La fila era interminable. Decenas de personas se agolpaban para poder entrar a ver el dichoso partido. Seguramente cuando lográbamos ingresar, si es que lo hacíamos, sería para ver cuando el juez daría el pitido final. Jasper estaba en su mundo aparte junto a Alice, a quien debía mantener sujeta en todo momento, si no queríamos terminar buscando a esa pequeña chica por toda la ciudad. Annette saltaba por sobre las cabezas buscando… no sé qué cosa buscaba, pero parecía un verdadero canguro. Y yo, yo encontraba de lo más interesante observar mis zapatillas desgastadas.

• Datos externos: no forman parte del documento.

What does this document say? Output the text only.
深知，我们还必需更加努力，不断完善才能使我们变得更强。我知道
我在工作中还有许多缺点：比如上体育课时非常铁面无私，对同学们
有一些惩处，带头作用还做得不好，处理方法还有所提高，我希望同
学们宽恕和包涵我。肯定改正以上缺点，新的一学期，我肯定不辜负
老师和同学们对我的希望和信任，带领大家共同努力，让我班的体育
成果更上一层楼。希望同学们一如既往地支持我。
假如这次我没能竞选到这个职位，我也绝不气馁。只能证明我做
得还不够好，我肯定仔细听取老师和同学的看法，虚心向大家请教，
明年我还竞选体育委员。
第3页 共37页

- ¡Hey tú!.- gritó de pronto entre uno de sus saltos. Un enorme tipo se acercó con cara de pocos amigos hasta nuestro lado
- No hay forma de entrar antes. O haces la fila o simplemente te quedas fuera.- ladró el tipo
- Para tu información gorila.- lo apuntó con sus uñas rosas y tragué saliva ante el rostro desfigurado del hombre.- Mira esto.- tomó los boletos y se los enseñó
- Discúlpenme. Pasen por favor.- fruncí el ceño ante el cambio de aquel hombre
- ¿Qué le has hecho o dicho bruja?.- Jasper quitó las palabras de mi boca sonriendo
- Mi futuro novio.- refiriéndose a Emmett.- Como es un hombre tan preocupado. Firmó los boletos, así que tenemos entrada libre
- ¡¿Cómo?.- exigí que me aclarara y agitó los boletos ante mis ojos donde vi claramente la firma.- Vaya.- fue lo único que atiné a decir
- Creo que este será tu año Edward.- Alice cariñosamente señaló y acarició mi brazo
- Aha.- musité y caminé detrás de ellos escuchando los reclamos de la gente al vernos avanzar primero
Cuando por fin logramos sentarnos en primera fila, me arrellané en mi silla y crucé mis brazos sobre mi pecho. La gente estaba enardecida gritando por su equipo favorito, incluyendo a mi amiga, la cual podía apostar era su primera vez viendo un partido de estos, pero cualquiera diría por su entusiasmo que era una de esas fans al 100%. Sonreí al verla saltar y gritar emocionada. Jasper y Alice la observaban y de igual forma reían al verla en ese estado.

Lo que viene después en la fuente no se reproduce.